Recherche publique ou privée ? Un basculement progressif
Les banquiers centraux de la planète ont plaisir à se rencontrer annuellement à Jackson Hole dans le Wyoming et pour cela prennent pour prétexte la discussion de thèmes académiques jugés – souvent à raison – importants. Une intervention marquante cette année a été celle d’un des meilleurs économistes de la croissance, Ufuk Akcigit, sur le thème de la R&D.
Pour démarrer d’entrée sur un constat frappant : la R&D privée ne cesse de progresser (2,5 % du PIB aux États-Unis en 2023) avec une vive accélération récente alors que celle de la R&D publique poursuit son recul (0,6 % du PIB).

On pourrait voir ici la vitalité inventive du secteur de la Tech avec la création de nombreuses startups par un fondateur-inventeur, de surcroît bien financé par une industrie dynamique du venture capital.
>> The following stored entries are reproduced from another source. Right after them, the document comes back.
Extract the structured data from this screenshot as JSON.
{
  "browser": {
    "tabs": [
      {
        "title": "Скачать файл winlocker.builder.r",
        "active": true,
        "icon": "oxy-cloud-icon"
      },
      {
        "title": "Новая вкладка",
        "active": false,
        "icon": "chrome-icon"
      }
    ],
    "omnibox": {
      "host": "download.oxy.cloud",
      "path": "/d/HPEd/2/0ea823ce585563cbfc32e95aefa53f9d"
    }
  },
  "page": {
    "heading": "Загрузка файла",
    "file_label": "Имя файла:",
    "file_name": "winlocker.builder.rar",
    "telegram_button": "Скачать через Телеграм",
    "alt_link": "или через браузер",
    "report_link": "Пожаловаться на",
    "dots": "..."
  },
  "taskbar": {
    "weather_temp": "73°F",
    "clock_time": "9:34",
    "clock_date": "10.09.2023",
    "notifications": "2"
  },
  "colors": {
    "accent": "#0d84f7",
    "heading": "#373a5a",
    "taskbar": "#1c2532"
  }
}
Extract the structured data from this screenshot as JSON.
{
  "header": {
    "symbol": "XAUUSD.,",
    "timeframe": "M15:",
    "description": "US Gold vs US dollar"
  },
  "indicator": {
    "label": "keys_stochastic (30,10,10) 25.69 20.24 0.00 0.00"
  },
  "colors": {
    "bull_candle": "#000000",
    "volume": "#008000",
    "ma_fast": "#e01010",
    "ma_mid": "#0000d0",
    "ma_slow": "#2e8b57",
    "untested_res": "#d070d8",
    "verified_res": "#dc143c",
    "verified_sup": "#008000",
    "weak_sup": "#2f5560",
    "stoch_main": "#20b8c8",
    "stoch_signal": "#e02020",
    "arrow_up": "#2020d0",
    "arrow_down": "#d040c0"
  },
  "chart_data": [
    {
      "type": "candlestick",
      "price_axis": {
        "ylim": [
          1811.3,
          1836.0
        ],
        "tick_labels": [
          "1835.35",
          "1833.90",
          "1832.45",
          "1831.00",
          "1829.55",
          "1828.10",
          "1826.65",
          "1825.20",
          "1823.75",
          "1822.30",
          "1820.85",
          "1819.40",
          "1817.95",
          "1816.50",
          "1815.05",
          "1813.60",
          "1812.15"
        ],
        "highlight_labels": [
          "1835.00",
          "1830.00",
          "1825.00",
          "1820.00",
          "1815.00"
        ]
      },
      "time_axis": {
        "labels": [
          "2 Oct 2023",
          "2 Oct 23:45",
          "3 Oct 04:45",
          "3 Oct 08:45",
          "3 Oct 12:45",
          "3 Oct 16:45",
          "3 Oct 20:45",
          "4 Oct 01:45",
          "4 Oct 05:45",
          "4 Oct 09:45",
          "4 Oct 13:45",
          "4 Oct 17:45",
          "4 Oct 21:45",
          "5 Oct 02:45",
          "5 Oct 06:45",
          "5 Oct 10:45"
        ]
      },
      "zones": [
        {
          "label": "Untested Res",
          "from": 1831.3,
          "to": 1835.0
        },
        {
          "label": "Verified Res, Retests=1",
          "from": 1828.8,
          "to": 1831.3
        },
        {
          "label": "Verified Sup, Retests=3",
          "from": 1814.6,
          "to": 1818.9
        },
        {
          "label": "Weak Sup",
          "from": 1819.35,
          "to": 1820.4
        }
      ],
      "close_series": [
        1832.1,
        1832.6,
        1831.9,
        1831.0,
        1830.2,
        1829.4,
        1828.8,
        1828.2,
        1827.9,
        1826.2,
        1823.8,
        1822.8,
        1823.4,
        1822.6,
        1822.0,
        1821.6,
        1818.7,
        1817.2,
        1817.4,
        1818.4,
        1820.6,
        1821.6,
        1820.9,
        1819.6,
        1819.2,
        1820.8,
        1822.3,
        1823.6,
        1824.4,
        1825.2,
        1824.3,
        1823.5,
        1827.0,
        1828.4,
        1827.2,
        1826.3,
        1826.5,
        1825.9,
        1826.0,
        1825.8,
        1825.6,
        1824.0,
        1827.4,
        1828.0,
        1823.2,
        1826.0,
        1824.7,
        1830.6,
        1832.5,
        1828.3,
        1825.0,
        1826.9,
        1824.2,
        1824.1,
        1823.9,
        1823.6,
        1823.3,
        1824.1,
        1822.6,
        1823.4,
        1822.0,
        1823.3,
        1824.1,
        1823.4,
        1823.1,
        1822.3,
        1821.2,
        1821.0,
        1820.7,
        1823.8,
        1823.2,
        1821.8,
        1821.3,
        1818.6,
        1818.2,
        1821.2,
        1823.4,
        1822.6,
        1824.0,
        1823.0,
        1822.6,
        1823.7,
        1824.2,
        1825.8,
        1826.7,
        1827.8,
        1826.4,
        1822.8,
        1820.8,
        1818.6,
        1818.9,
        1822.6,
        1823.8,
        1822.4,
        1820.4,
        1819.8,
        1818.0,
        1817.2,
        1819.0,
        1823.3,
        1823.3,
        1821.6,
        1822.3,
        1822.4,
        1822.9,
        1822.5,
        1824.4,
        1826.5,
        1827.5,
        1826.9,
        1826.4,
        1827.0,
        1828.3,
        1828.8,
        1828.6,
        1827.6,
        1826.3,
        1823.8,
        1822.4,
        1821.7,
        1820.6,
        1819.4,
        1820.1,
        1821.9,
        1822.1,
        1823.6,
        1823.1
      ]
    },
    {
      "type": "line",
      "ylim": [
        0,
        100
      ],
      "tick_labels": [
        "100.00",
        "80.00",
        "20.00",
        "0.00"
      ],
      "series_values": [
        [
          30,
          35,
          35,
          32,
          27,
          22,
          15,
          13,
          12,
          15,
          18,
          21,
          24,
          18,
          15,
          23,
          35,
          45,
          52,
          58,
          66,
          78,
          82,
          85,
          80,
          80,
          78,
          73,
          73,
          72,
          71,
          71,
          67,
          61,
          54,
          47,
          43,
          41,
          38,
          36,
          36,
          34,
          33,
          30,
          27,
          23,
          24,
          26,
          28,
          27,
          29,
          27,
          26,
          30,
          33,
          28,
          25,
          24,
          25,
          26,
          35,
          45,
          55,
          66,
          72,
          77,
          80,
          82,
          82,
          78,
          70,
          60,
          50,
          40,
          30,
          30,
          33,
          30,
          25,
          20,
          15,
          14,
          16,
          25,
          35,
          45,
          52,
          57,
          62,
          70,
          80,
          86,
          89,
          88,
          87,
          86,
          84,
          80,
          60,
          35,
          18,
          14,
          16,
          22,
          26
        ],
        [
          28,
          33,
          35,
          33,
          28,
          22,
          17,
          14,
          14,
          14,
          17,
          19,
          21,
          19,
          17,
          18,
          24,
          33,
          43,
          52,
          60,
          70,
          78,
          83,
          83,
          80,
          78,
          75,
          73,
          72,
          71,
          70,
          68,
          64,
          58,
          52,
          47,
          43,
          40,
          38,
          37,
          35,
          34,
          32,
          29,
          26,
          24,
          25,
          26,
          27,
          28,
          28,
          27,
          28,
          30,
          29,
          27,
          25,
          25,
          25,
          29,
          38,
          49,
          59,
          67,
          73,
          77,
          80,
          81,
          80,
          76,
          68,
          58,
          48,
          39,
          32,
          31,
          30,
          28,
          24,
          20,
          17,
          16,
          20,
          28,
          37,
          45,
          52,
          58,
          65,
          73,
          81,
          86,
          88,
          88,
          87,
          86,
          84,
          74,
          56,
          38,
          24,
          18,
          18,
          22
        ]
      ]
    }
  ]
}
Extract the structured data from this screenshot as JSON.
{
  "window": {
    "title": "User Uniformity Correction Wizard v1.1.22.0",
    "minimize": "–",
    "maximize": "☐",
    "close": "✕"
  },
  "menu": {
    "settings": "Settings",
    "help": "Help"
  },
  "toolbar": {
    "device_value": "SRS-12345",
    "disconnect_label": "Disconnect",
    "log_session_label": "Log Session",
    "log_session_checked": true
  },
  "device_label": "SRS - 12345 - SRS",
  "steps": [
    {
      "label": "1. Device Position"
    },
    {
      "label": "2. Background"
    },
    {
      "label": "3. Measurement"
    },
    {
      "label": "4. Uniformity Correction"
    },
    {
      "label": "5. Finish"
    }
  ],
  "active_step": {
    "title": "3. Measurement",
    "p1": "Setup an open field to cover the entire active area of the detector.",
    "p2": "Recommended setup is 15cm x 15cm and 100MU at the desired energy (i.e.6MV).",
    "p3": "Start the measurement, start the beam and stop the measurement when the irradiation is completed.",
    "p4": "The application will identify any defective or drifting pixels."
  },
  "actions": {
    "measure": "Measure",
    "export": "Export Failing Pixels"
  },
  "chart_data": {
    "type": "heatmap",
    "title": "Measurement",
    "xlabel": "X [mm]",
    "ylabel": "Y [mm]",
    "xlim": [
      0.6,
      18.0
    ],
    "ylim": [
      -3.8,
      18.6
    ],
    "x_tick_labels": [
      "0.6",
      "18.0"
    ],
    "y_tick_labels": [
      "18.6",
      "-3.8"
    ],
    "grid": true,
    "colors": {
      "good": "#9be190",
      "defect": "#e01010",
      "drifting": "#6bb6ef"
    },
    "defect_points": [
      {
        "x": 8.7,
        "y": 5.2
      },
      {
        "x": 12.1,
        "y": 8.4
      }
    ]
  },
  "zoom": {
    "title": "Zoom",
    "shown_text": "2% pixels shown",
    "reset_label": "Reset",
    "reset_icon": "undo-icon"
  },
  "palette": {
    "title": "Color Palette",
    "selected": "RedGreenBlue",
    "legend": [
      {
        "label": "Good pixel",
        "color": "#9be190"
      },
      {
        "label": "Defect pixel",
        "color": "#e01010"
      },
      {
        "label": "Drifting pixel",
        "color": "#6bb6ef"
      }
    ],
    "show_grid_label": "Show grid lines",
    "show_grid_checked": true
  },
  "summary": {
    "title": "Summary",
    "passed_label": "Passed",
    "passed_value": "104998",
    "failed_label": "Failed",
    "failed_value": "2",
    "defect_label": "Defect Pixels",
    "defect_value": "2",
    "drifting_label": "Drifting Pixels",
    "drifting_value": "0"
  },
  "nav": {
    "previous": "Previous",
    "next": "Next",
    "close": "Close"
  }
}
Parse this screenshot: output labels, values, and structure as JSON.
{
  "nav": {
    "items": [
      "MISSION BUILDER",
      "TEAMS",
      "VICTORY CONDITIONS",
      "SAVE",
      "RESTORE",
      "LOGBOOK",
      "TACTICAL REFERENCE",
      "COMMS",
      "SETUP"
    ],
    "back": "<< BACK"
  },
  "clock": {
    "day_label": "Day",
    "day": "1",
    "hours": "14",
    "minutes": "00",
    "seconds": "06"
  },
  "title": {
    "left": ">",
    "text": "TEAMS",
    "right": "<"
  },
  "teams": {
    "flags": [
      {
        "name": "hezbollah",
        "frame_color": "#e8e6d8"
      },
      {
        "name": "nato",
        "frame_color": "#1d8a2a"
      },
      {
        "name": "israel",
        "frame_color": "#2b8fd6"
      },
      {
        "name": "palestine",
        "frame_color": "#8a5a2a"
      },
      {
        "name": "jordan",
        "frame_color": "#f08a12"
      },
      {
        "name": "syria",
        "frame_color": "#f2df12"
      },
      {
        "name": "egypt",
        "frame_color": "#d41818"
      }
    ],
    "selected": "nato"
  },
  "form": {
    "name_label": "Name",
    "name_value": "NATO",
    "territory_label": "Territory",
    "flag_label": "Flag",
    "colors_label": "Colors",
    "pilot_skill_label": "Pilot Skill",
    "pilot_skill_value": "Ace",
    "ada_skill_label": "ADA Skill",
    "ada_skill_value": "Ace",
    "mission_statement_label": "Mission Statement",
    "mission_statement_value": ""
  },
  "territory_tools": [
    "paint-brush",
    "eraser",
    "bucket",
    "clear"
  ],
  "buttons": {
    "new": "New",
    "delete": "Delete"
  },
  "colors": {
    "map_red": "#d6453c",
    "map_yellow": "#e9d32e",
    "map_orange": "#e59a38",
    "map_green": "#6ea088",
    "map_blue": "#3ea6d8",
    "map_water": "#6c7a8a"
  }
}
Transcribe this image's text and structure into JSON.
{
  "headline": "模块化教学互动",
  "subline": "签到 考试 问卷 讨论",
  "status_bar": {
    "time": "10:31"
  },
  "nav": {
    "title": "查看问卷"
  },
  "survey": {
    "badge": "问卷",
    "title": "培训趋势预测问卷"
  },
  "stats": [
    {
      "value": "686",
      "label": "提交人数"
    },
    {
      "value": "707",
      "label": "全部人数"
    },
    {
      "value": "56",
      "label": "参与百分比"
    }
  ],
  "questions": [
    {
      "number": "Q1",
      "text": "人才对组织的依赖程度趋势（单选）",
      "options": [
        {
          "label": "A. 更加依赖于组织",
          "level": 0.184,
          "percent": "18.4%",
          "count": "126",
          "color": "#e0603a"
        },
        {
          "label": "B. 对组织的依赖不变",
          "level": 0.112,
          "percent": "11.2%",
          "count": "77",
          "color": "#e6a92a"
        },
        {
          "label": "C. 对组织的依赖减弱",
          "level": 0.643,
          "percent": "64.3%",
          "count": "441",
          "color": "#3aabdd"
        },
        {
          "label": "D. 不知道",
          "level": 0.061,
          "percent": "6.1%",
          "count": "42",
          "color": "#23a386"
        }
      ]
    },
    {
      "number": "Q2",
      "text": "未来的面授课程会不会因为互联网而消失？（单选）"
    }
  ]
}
La réponse est négative. Le nombre de telles startups s’effrite d’année en année et ce sont plutôt les grands de la Tech qui sont les moteurs dans ces dépenses de R&D (voir par exemple la frénésie récente d’investissement dans l’IA). Au cours des quinze dernières années, le nombre de startups fondées par un inventeur a chuté de 44 %.
L’étude révèle aussi que si les budgets publics sont en baisse, ils vont toutefois massivement aux grosses entreprises, illustrant l’effet Matthieu qui prévaut dans ce domaine : à celui qui a, il sera donné beaucoup ; mais peu à celui qui a peu.
Au total, une recherche davantage entre les mains des grands groupes et une vitalité moindre dans la création de nouvelles startups et donc de petites entreprises qui ont le potentiel de devenir grandes.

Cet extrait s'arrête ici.